LONDON, KAMIS — Parlemen Inggris mengganjal pencapaian yang telah dicapai Perdana Menteri Theresa May dalam melakukan perundingan Brexit dengan Uni Eropa.
Dalam pemungutan suara yang dilangsungkan pada Rabu (13/12) malam, kubu Konservatif pimpinan May kalah dengan perolehan 305 berbanding 309 suara. Kekalahan itu membuat parlemen memiliki kata akhir dalam setiap perundingan yang telah dicapai pemerintah.
Jika kubu pemerintah yang terdiri dari Konservatif dan Partai Unionis Irlandia Utara (DUP) kompak, seharusnya pemerintah masih menang tipis. Namun, saat itu, 11 anggota Konservatif menyeberang ke kubu oposisi dan seorang lagi anggota Konservatif memilih abstain.
Ini kekalahan pertama pemerintah dalam legislasi Brexit di parlemen dan akan menjadi amandemen terhadap UU Brexit yang saat ini masih berada di parlemen. UU Brexit akan mengubah sekitar 12.000 UU Uni Eropa ke dalam aturan Inggris. "Amandemen khusus ini akan semakin memadatkan waktu yang kita miliki untuk meloloskan UU sekunder di bawah Pasal 9," kata seorang juru bicara May.
Amandemen khusus ini akan semakin memadatkan waktu yang kita miliki untuk meloloskan UU sekunder di bawah Pasal 9.
Pemerintah Inggris menyatakan kecewa atas kekalahan itu. Namun, sebaliknya, hasil itu menjadi kemenangan kubu yang mendukung soft Brexit, yang menginginkan Inggris tetap terhubung dengan UE.
Hasil itu juga menunjukkan bahwa May kini harus mendengarkan dengan sungguh-sungguh suara parlemen yang didominasi oleh orang-orang pro-UE. "Kekalahan ini merupakan hilangnya otoritas pemerintah menjelang pertemuan KTT UE. Penolakan May untuk mendengarkan parlemen kini berbalik. Parlemen kini kembali memegang kontrol," kata Ketua Partai Buruh Jeremy Corbyn.
Desak UE
May, yang pada Kamis menghadiri KTT UE di Brussels, Belgia, mendesak para pemimpin UE menyepakati perundingan bisa beranjak ke fase kedua, yaitu pembicaraan kerja sama perdagangan UE-Inggris pasca-Brexit.
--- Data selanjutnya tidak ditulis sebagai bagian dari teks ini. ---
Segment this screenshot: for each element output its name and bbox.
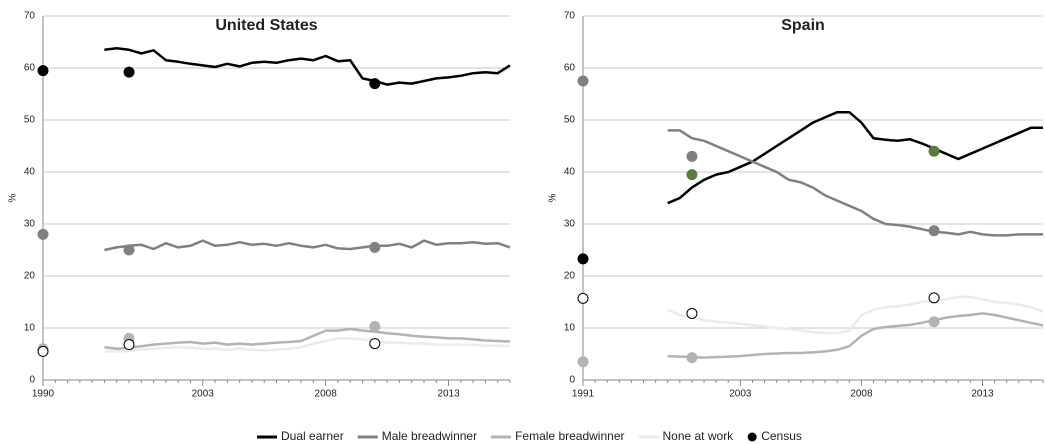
census-point	[928, 316, 940, 328]
series-line	[667, 110, 1043, 205]
census-point	[928, 145, 940, 157]
census-point	[577, 356, 589, 368]
y-tick-label: 60	[24, 63, 36, 74]
legend-label: None at work	[662, 429, 734, 443]
y-tick-label: 40	[24, 167, 36, 178]
y-tick-label: 70	[24, 11, 36, 22]
census-point	[37, 345, 49, 357]
x-tick-label: 2008	[315, 389, 338, 400]
census-point	[123, 339, 135, 351]
census-point	[37, 65, 49, 77]
census-point	[686, 352, 698, 364]
x-tick-label: 1990	[32, 389, 55, 400]
y-tick-label: 50	[24, 115, 36, 126]
y-tick-label: 30	[24, 219, 36, 230]
series-line	[667, 312, 1044, 359]
series-line	[104, 239, 511, 252]
y-tick-label: 60	[564, 63, 576, 74]
y-axis-label: %	[8, 193, 19, 202]
chart-title: Spain	[781, 17, 825, 34]
census-point	[577, 75, 589, 87]
legend-swatch	[747, 432, 757, 442]
census-point	[928, 292, 940, 304]
y-tick-label: 10	[564, 323, 576, 334]
census-point	[928, 225, 940, 237]
x-tick-label: 2008	[850, 389, 873, 400]
y-tick-label: 40	[564, 167, 576, 178]
series-line	[104, 46, 511, 86]
series-line	[667, 129, 1043, 237]
y-tick-label: 10	[24, 323, 36, 334]
series-line	[104, 337, 511, 353]
legend-label: Dual earner	[281, 429, 344, 443]
census-point	[369, 241, 381, 253]
x-tick-label: 2013	[437, 389, 460, 400]
y-tick-label: 0	[569, 375, 575, 386]
y-tick-label: 30	[564, 219, 576, 230]
census-point	[686, 307, 698, 319]
y-tick-label: 70	[564, 11, 576, 22]
x-tick-label: 2013	[971, 389, 994, 400]
census-point	[123, 244, 135, 256]
x-tick-label: 2003	[729, 389, 752, 400]
census-point	[369, 320, 381, 332]
census-point	[369, 78, 381, 90]
census-point	[686, 169, 698, 181]
legend-label: Male breadwinner	[382, 429, 477, 443]
series-line	[104, 327, 511, 351]
chart-title: United States	[215, 17, 317, 34]
census-point	[686, 150, 698, 162]
y-tick-label: 20	[564, 271, 576, 282]
legend-label: Female breadwinner	[515, 429, 624, 443]
legend-label: Census	[761, 429, 802, 443]
y-tick-label: 0	[29, 375, 35, 386]
legend: Dual earner Male breadwinner Female breadw…	[257, 429, 802, 443]
census-point	[369, 338, 381, 350]
y-tick-label: 50	[564, 115, 576, 126]
x-tick-label: 1991	[572, 389, 595, 400]
census-point	[577, 253, 589, 265]
census-point	[37, 228, 49, 240]
census-point	[577, 292, 589, 304]
y-axis-label: %	[548, 193, 559, 202]
x-tick-label: 2003	[192, 389, 215, 400]
series-line	[667, 295, 1044, 335]
y-tick-label: 20	[24, 271, 36, 282]
census-point	[123, 66, 135, 78]
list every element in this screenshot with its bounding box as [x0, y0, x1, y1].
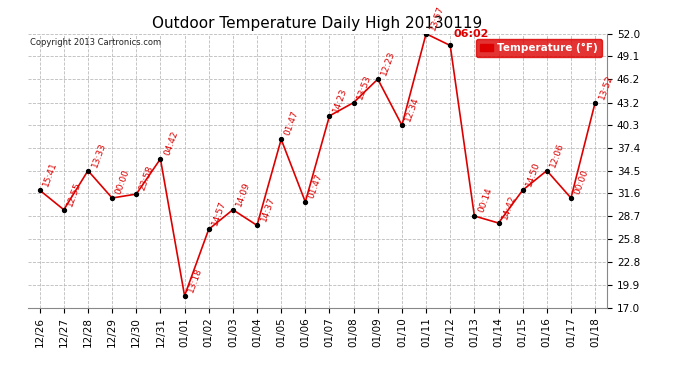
Text: 14:37: 14:37: [259, 196, 276, 223]
Point: [324, 113, 335, 119]
Text: 14:57: 14:57: [210, 200, 228, 227]
Point: [493, 220, 504, 226]
Text: 23:58: 23:58: [138, 165, 155, 192]
Point: [58, 207, 69, 213]
Point: [130, 191, 142, 197]
Text: 12:06: 12:06: [549, 141, 566, 168]
Text: 12:23: 12:23: [380, 50, 397, 77]
Text: 13:33: 13:33: [90, 141, 107, 168]
Text: 12:55: 12:55: [66, 180, 83, 207]
Point: [565, 195, 576, 201]
Point: [155, 156, 166, 162]
Text: Copyright 2013 Cartronics.com: Copyright 2013 Cartronics.com: [30, 38, 161, 47]
Text: 04:42: 04:42: [162, 129, 179, 156]
Text: 00:00: 00:00: [573, 168, 590, 196]
Point: [444, 42, 455, 48]
Point: [541, 168, 552, 174]
Point: [228, 207, 239, 213]
Text: 13:18: 13:18: [186, 266, 204, 293]
Text: 01:47: 01:47: [307, 172, 324, 200]
Point: [373, 76, 384, 82]
Point: [589, 100, 600, 106]
Text: 12:34: 12:34: [404, 96, 421, 123]
Point: [276, 136, 287, 142]
Text: 14:23: 14:23: [331, 86, 348, 114]
Text: 00:00: 00:00: [114, 168, 131, 196]
Text: 14:50: 14:50: [524, 160, 542, 188]
Text: 06:02: 06:02: [454, 29, 489, 39]
Point: [203, 226, 214, 232]
Text: 14:09: 14:09: [235, 180, 252, 207]
Point: [420, 31, 432, 37]
Point: [348, 100, 359, 106]
Title: Outdoor Temperature Daily High 20130119: Outdoor Temperature Daily High 20130119: [152, 16, 482, 31]
Text: 13:57: 13:57: [428, 4, 445, 32]
Text: 13:52: 13:52: [597, 73, 614, 100]
Point: [469, 213, 480, 219]
Text: 15:41: 15:41: [41, 160, 59, 188]
Point: [518, 187, 529, 193]
Text: 14:42: 14:42: [500, 194, 518, 220]
Point: [34, 187, 46, 193]
Text: 13:53: 13:53: [355, 73, 373, 100]
Text: 01:47: 01:47: [283, 110, 300, 137]
Point: [106, 195, 117, 201]
Point: [299, 199, 310, 205]
Point: [251, 222, 262, 228]
Text: 00:14: 00:14: [476, 186, 493, 214]
Point: [396, 122, 407, 128]
Point: [179, 293, 190, 299]
Point: [83, 168, 94, 174]
Legend: Temperature (°F): Temperature (°F): [476, 39, 602, 57]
Ke-27 negara anggota UE diyakini akan segera menyetujui bahwa telah tercapai kemajuan yang cukup di fase pertama sehingga perundingan bisa berlanjut ke tahap berikutnya. Dengan modal ini, May akan kembali ke Inggris dan melaporkan perkembangannya kepada parlemen.
Di dalam negeri, May akan menghadapi sejumlah tantangan, terutama dari kubunya sendiri. Sebagian politisi Konservatif menginginkan Inggris tetap menjalin hubungan dekat dengan UE, tetapi sebagian politisi menginginkan Inggris memulai lembaran baru yang sepenuhnya berada di luar UE.
May dan UE akan membicarakan rencana UE untuk mempererat kerja sama pertahanan dengan Pakta Pertahanan Atlantik Utara (NATO) yang diwakili Sekretaris Jenderal Jens Stoltenberg. Sebelumnya, Inggris selalu menolak rencana ini. Namun, kini Inggris mendukung rencana tersebut agar tetap bisa memiliki kerja sama dengan UE dalam bidang pertahanan.
Para pemimpin UE juga akan mendiskusikan krisis migran dan persoalan Timur Tengah. Terkait isu migran, pertemuan ini akan memutuskan apakah kuota bagi setiap negara UE untuk menampung pengungsi masih akan dipertahankan atau tidak.
UE juga akan memutuskan untuk melanjutkan sanksi ekonomi terhadap Rusia terkait krisis Ukraina dan akan menegaskan kembali penolakan terhadap keputusan Presiden AS Donald Trump mengakui Jerusalem sebagai ibu kota Israel.
Presiden Dewan Eropa Donald Tusk kemarin mengingatkan bahwa perundingan fase kedua akan menjadi ujian sebenarnya bagi persatuan UE.
"Saya tak memiliki keraguan bahwa ujian terhadap persatuan kita akan berada pada fase kedua perundingan Brexit," kata Tusk kepada wartawan.